Recent worker shortages and higher labor costs have resulted in more automated jobs, including service and professional jobs economists once considered safe. Predictions are mixed on job losses going forward, although the World Economic Forum (WEF) concluded in a 2020 report that “a new generation of smart machines, fueled by rapid advances in artificial intelligence and robotics, could potentially replace a large proportion of existing human jobs.”

Joaquin Carbonara, Buffalo State College professor of mathematics, weighed in on AI’s effect on the job market now and in the future.


Head shot of Joaquin Carbonara

 

Name: Joaquin Carbonara

Title: Buffalo State College Professor of Mathematics

Originally from Venezuela, Carbonara joined the Buffalo State College faculty in 1992 after receiving his doctorate in mathematics from the University of California, San Diego. He coordinates Buffalo State’s Data Science and Analytics Interdisciplinary Unit and directs the data science and analytics master of science program. He has published peer-reviewed papers in the fields of fractals, combinatorics, geoinformatics, biophysics, material science, and data science, and has received over $1 million in grants from the National Science Foundation.


 

What’s driving this trend?

So many facets of AI, including translators, facial recognition software, and self-driving cars, are now available because of one type of raw material: data. It’s the gold of our times.

All the revolutions we’ve gone through—agricultural, industrial, and now, informational, are based on technology and have forced a realignment of day-to-day life. When the Model T was invented, people selling horses lost jobs. When Hollywood introduced sound in the late 1920s, silent actors with horrible voices lost jobs. Today’s realignment creates the chance to do things differently, more efficiently, and sometimes better.

Look at blockchain technology. It's also referred to as distributed ledger technology (DLT). Blockchain stores encrypted blocks of data, then chains them together. It makes the history of any digital asset unalterable and transparent and guarantees a document is correct. When you buy a house, for instance, you’re paying lots of people to make sure everything is in place. With cryptography, all the documents are accurately completed at once. It’s faster and cheaper for the consumer.

What jobs are robots taking?

Manufacturing jobs have been automated for a long time. Now, it’s jobs that have to do with information—accounting, billing, purchasing, etc. Our world is based on paperwork, and there is so much waste. Robots can improve the flow of information and keep track of things accurately.

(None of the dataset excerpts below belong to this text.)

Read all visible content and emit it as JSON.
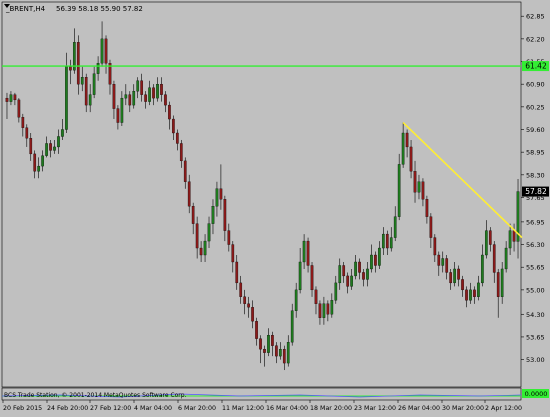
{
  "header": {
    "symbol": "_BRENT,H4",
    "ohlc": "56.39 58.18 55.90 57.82"
  },
  "colors": {
    "background": "#c0c0c0",
    "candle_up": "#1f7a1f",
    "candle_down": "#8b1a1a",
    "wick": "#000000",
    "hline": "#33ee33",
    "trendline": "#ffee33",
    "price_tag": "#000000"
  },
  "chart_data": {
    "type": "candlestick",
    "ylim": [
      52.3,
      63.2
    ],
    "y_ticks": [
      "62.85",
      "62.20",
      "61.55",
      "60.90",
      "60.25",
      "59.60",
      "58.95",
      "58.30",
      "57.65",
      "56.95",
      "56.30",
      "55.65",
      "55.00",
      "54.30",
      "53.65",
      "53.00"
    ],
    "x_ticks": [
      "20 Feb 2015",
      "24 Feb 20:00",
      "27 Feb 12:00",
      "4 Mar 04:00",
      "6 Mar 20:00",
      "11 Mar 12:00",
      "16 Mar 04:00",
      "18 Mar 20:00",
      "23 Mar 12:00",
      "26 Mar 04:00",
      "30 Mar 20:00",
      "2 Apr 12:00"
    ],
    "hline": {
      "value": 61.42,
      "label": "61.42"
    },
    "current_price": {
      "value": 57.82,
      "label": "57.82"
    },
    "trendline": {
      "start": [
        100,
        59.8
      ],
      "end": [
        130,
        56.5
      ]
    },
    "candles": [
      [
        60.5,
        60.4,
        60.65,
        59.9
      ],
      [
        60.4,
        60.6,
        60.7,
        60.3
      ],
      [
        60.6,
        60.45,
        60.65,
        60.3
      ],
      [
        60.45,
        59.95,
        60.5,
        59.8
      ],
      [
        59.95,
        59.65,
        60.05,
        59.4
      ],
      [
        59.65,
        59.35,
        59.75,
        59.1
      ],
      [
        59.35,
        58.9,
        59.5,
        58.7
      ],
      [
        58.9,
        58.4,
        59.0,
        58.2
      ],
      [
        58.4,
        58.55,
        58.8,
        58.2
      ],
      [
        58.55,
        58.85,
        59.0,
        58.4
      ],
      [
        58.85,
        59.2,
        59.4,
        58.8
      ],
      [
        59.2,
        59.0,
        59.3,
        58.8
      ],
      [
        59.0,
        59.1,
        59.3,
        58.9
      ],
      [
        59.1,
        59.4,
        59.6,
        58.9
      ],
      [
        59.4,
        59.6,
        59.9,
        59.3
      ],
      [
        59.6,
        61.4,
        61.8,
        59.5
      ],
      [
        61.4,
        61.3,
        61.6,
        60.9
      ],
      [
        61.3,
        62.1,
        62.5,
        61.2
      ],
      [
        62.1,
        60.9,
        62.3,
        60.6
      ],
      [
        60.9,
        61.1,
        61.4,
        60.7
      ],
      [
        61.1,
        60.3,
        61.2,
        60.1
      ],
      [
        60.3,
        60.6,
        60.9,
        60.1
      ],
      [
        60.6,
        61.2,
        61.4,
        60.5
      ],
      [
        61.2,
        61.5,
        61.7,
        61.0
      ],
      [
        61.5,
        62.2,
        62.7,
        61.4
      ],
      [
        62.2,
        61.5,
        62.3,
        61.2
      ],
      [
        61.5,
        60.9,
        61.6,
        60.6
      ],
      [
        60.9,
        60.2,
        61.0,
        59.9
      ],
      [
        60.2,
        59.8,
        60.3,
        59.6
      ],
      [
        59.8,
        60.5,
        60.7,
        59.7
      ],
      [
        60.5,
        60.6,
        60.9,
        60.3
      ],
      [
        60.6,
        60.3,
        60.7,
        60.1
      ],
      [
        60.3,
        60.7,
        60.9,
        60.2
      ],
      [
        60.7,
        61.0,
        61.1,
        60.5
      ],
      [
        61.0,
        60.6,
        61.2,
        60.4
      ],
      [
        60.6,
        60.4,
        60.7,
        60.2
      ],
      [
        60.4,
        60.8,
        61.0,
        60.3
      ],
      [
        60.8,
        60.5,
        60.9,
        60.3
      ],
      [
        60.5,
        60.9,
        61.1,
        60.4
      ],
      [
        60.9,
        60.6,
        61.1,
        60.4
      ],
      [
        60.6,
        60.3,
        60.7,
        60.1
      ],
      [
        60.3,
        59.9,
        60.4,
        59.6
      ],
      [
        59.9,
        59.5,
        60.0,
        59.3
      ],
      [
        59.5,
        59.2,
        59.6,
        59.0
      ],
      [
        59.2,
        58.7,
        59.3,
        58.5
      ],
      [
        58.7,
        58.1,
        58.8,
        57.9
      ],
      [
        58.1,
        57.4,
        58.3,
        57.2
      ],
      [
        57.4,
        56.9,
        57.5,
        56.6
      ],
      [
        56.9,
        56.2,
        57.1,
        55.9
      ],
      [
        56.2,
        56.0,
        56.4,
        55.8
      ],
      [
        56.0,
        56.4,
        56.6,
        55.8
      ],
      [
        56.4,
        56.9,
        57.1,
        56.2
      ],
      [
        56.9,
        57.4,
        57.6,
        56.6
      ],
      [
        57.4,
        57.9,
        58.1,
        57.1
      ],
      [
        57.9,
        57.6,
        58.6,
        57.3
      ],
      [
        57.6,
        56.7,
        57.7,
        56.4
      ],
      [
        56.7,
        56.3,
        56.9,
        56.1
      ],
      [
        56.3,
        55.8,
        56.4,
        55.5
      ],
      [
        55.8,
        55.2,
        56.0,
        55.0
      ],
      [
        55.2,
        54.8,
        55.4,
        54.6
      ],
      [
        54.8,
        54.6,
        55.0,
        54.3
      ],
      [
        54.6,
        54.5,
        54.8,
        54.2
      ],
      [
        54.5,
        54.1,
        54.7,
        53.9
      ],
      [
        54.1,
        53.6,
        54.2,
        53.4
      ],
      [
        53.6,
        53.3,
        53.7,
        52.9
      ],
      [
        53.3,
        53.2,
        53.4,
        52.8
      ],
      [
        53.2,
        53.7,
        53.9,
        53.1
      ],
      [
        53.7,
        53.4,
        53.8,
        53.1
      ],
      [
        53.4,
        53.1,
        53.5,
        52.9
      ],
      [
        53.1,
        53.3,
        53.5,
        53.0
      ],
      [
        53.3,
        52.9,
        53.4,
        52.7
      ],
      [
        52.9,
        53.5,
        53.7,
        52.8
      ],
      [
        53.5,
        54.4,
        54.6,
        53.4
      ],
      [
        54.4,
        55.0,
        55.2,
        54.2
      ],
      [
        55.0,
        55.8,
        56.2,
        54.9
      ],
      [
        55.8,
        56.4,
        56.6,
        55.6
      ],
      [
        56.4,
        55.7,
        56.5,
        55.5
      ],
      [
        55.7,
        55.0,
        55.8,
        54.8
      ],
      [
        55.0,
        54.6,
        55.1,
        54.3
      ],
      [
        54.6,
        54.2,
        54.7,
        54.0
      ],
      [
        54.2,
        54.6,
        54.8,
        54.0
      ],
      [
        54.6,
        54.3,
        54.7,
        54.1
      ],
      [
        54.3,
        54.7,
        54.9,
        54.2
      ],
      [
        54.7,
        55.2,
        55.4,
        54.6
      ],
      [
        55.2,
        55.7,
        55.9,
        55.0
      ],
      [
        55.7,
        55.4,
        55.8,
        55.2
      ],
      [
        55.4,
        55.1,
        55.5,
        54.9
      ],
      [
        55.1,
        55.4,
        55.6,
        55.0
      ],
      [
        55.4,
        55.8,
        56.0,
        55.3
      ],
      [
        55.8,
        55.5,
        55.9,
        55.3
      ],
      [
        55.5,
        55.3,
        55.6,
        55.1
      ],
      [
        55.3,
        55.6,
        55.8,
        55.1
      ],
      [
        55.6,
        56.0,
        56.3,
        55.5
      ],
      [
        56.0,
        55.7,
        56.1,
        55.5
      ],
      [
        55.7,
        56.2,
        56.4,
        55.6
      ],
      [
        56.2,
        56.6,
        56.8,
        56.0
      ],
      [
        56.6,
        56.2,
        56.7,
        56.0
      ],
      [
        56.2,
        56.5,
        56.8,
        56.1
      ],
      [
        56.5,
        57.1,
        57.4,
        56.4
      ],
      [
        57.1,
        58.6,
        58.9,
        57.0
      ],
      [
        58.6,
        59.5,
        59.8,
        58.5
      ],
      [
        59.5,
        59.1,
        59.6,
        58.8
      ],
      [
        59.1,
        58.4,
        59.3,
        58.2
      ],
      [
        58.4,
        57.8,
        58.7,
        57.5
      ],
      [
        57.8,
        58.1,
        58.3,
        57.6
      ],
      [
        58.1,
        57.6,
        58.2,
        57.4
      ],
      [
        57.6,
        57.1,
        57.7,
        56.9
      ],
      [
        57.1,
        56.5,
        57.2,
        56.2
      ],
      [
        56.5,
        56.0,
        56.6,
        55.8
      ],
      [
        56.0,
        55.7,
        56.1,
        55.4
      ],
      [
        55.7,
        55.9,
        56.1,
        55.5
      ],
      [
        55.9,
        55.5,
        56.0,
        55.3
      ],
      [
        55.5,
        55.2,
        55.6,
        55.0
      ],
      [
        55.2,
        55.6,
        55.8,
        55.1
      ],
      [
        55.6,
        55.3,
        55.7,
        55.1
      ],
      [
        55.3,
        55.0,
        55.4,
        54.8
      ],
      [
        55.0,
        54.7,
        55.1,
        54.5
      ],
      [
        54.7,
        55.0,
        55.2,
        54.6
      ],
      [
        55.0,
        54.8,
        55.1,
        54.6
      ],
      [
        54.8,
        55.2,
        55.4,
        54.7
      ],
      [
        55.2,
        56.0,
        56.3,
        55.1
      ],
      [
        56.0,
        56.7,
        57.0,
        55.9
      ],
      [
        56.7,
        56.3,
        56.8,
        56.1
      ],
      [
        56.3,
        55.5,
        56.4,
        55.2
      ],
      [
        55.5,
        54.8,
        55.6,
        54.2
      ],
      [
        54.8,
        55.6,
        55.8,
        54.6
      ],
      [
        55.6,
        56.2,
        56.4,
        55.5
      ],
      [
        56.2,
        56.7,
        56.9,
        56.0
      ],
      [
        56.7,
        56.39,
        56.9,
        56.1
      ],
      [
        56.39,
        57.82,
        58.18,
        55.9
      ]
    ]
  },
  "footer": {
    "copyright": "BCS Trade Station, © 2001-2014 MetaQuotes Software Corp.",
    "indicator_value": "0.0000"
  }
}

However, robots are not independent. They can do mechanical tasks over and over, but they can’t explain—yet—the reasons behind the tasks. Humans are still needed to create the technology and to ensure it’s working the way it’s intended.

But without further training, there is a segment of the workforce that will be unemployable. A 2020 study reported in TIME magazine estimates that about 400,000 jobs were lost to automation in U.S. factories from 1990 to 2007. In addition, the U.S. shed around 40 million jobs at the peak of the coronavirus pandemic, and while some jobs have come back, some will never return.

Is AI creating jobs?

All service, manufacturing, entertainment, research and development, government and nonprofit organizations and companies are creating data analytics departments to process data—collect, clean, transform, model, and visualize—for the purpose of accountability, business planning, forecasting, and decision making.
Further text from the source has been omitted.